Wo sind wir?

— Colmàr! — rispose l'altro, senza alzare il capo. — Colmàr!

Il viaggiatore, Francesco Rusconi, osservò l'uomo: con quella lanterna accesa sul petto sembrava un grosso animale illuminato da un fuoco interno. E Francesco pensò che se si fossero obbligati i ferrovieri italiani a legarsi al collo quella lanterna, sarebbe avvenuta una rivoluzione. Ma ogni popolo ha i suoi gusti e le sue abitudini. Francesco chiamò un facchino, gli consegnò le valigie, lo scialle, e discese. Eran le nove di sera e piovigginava; preceduto dal facchino, il viaggiatore uscì sul piazzale, vide l'omnibus elegante dell'albergo che sorge nella Rufacherstrasse, e vi fece deporre le sue robe.

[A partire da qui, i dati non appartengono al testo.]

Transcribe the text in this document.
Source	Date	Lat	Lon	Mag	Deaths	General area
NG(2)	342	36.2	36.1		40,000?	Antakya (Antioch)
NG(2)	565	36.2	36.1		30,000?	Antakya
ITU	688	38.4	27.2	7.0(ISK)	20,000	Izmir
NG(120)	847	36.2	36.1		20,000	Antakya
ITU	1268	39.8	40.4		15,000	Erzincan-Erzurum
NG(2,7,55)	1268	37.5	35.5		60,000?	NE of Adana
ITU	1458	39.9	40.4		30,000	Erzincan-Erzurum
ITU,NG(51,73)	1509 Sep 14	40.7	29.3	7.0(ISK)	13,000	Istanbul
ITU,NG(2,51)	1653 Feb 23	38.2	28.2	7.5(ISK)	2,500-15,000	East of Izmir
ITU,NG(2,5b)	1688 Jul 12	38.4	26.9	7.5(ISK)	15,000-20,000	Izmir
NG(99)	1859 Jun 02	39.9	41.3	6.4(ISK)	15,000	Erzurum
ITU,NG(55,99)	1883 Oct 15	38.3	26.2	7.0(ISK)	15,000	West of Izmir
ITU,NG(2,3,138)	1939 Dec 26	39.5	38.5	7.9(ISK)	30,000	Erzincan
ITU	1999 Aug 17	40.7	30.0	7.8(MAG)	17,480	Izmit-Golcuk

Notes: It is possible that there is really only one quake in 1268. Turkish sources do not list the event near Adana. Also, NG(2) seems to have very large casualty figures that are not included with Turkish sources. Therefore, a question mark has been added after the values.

Chi gli avesse detto il giorno innanzi che egli si sarebbe fermato a Colmàr, avrebbe fatto ridere Francesco Rusconi. Era partito per recarsi a Metz. A Metz si sarebbe incontrato con una giovane e graziosa signora, con la quale aveva una semplice amicizia; egli s'era offerto di accompagnarla in Italia, e, bizzarra, indipendente, audace, ella aveva accettato. Da quella amicizia, mutata nella dimestichezza che nasce tra due viaggiatori, e, meglio, avvivata dalle impressioni che la signora avrebbe ricevuto vedendo la prima volta l'Italia, da quell'amicizia, pensava Francesco Rusconi, sarebbe scaturito l'amore. E non per altro se non per aver l'amore della graziosa donna che gli piaceva, egli s'era messo in viaggio.

Ma era stato colto in treno da una malattia crudele e impreveduta: la malattia dei ricordi. Tutta la linea, da Milano a Como, da Como a Lugano, da Lugano a Lucerna, n'era seminata; qua un capriccio, là un'avventura, più su una passione; qui aveva sorriso, là aveva mentito, più su aveva amato e sofferto. E rivedendo quei luoghi, Francesco s'era accorto con spavento che non sentiva più nulla. Inutilmente un paese gli metteva innanzi il pallido viso di Giuliana; invano da quella città gli veniva ancora l'eco della voce vellutata con cui Emma lo salutava; invano un albergo, di cui sfolgorava sotto il sole la dicitura in lettere d'oro, gli rammentava le carezze di Claudia. Invano, invano tutto; pericoli e timori, lagrime e speranze, emozioni e vittorie, gioie segrete e audacie mortali, gli si facevano incontro come rottami di un grande naufragio, senz'altro significato che di cose spente, e il suo cuore era freddo, non dava un palpito più del consueto.

A Basilea, cambiato il treno, salì in una vettura tedesca illuminata da lampadari che diffondevano un mare di luce. Si guardò nello specchio, si vide coi capelli folti ma bianchi e il volto istoriato da rughe sottilissime. D'improvviso, si sentì vecchio, non tanto per quel suo aspetto fisico, in cui vibrava ancora un'energia pronta e tenace, quanto per l'insensibilità del cuore. Gli occhi dallo sguardo limpido dicevano che i capelli bianchi e le rughe non attestavano se non forse la precocità d'una vita ardente, forse una raffica di dolori; ma il cuore diceva d'essere stanco, d'aver palpitato abbastanza, di voler riposare.

— Non ci vado! — esclamò ad alta voce.

Nella vettura di prima classe era solo; sedette al suo posto, formato come una poltrona dal velluto rosso fiammante, e si raccolse a meditare. Che stupida idea era mai stata quella d'andare da Roma a Metz, di traversare mezza Europa, di ritraversarla in senso opposto, solo per avere una donna, per guastare una buona e fiduciosa amicizia e per arrivare poi alla sazietà, all'abbandono, all'oblio? Lavorare tanto per gettare sulle acque un altro rottame del naufragio a aggiungere Metz alla lunga litania dei nomi, che avrebbero dovuto dirgli e non gli dicevano più niente?

— Non ci vado! — ripetè ad alta voce.

A Mülhausen ebbe la prima tentazione di scendere, ma resistette; cercava ancora una ragione per non cedere e non mancare al convegno. Tra Mülhausen e Colmàr la noia gli diventò insopportabile. Al pensiero gli si affacciò la certezza ch'egli non sapeva più, non poteva più amare, perchè il cuore era spento.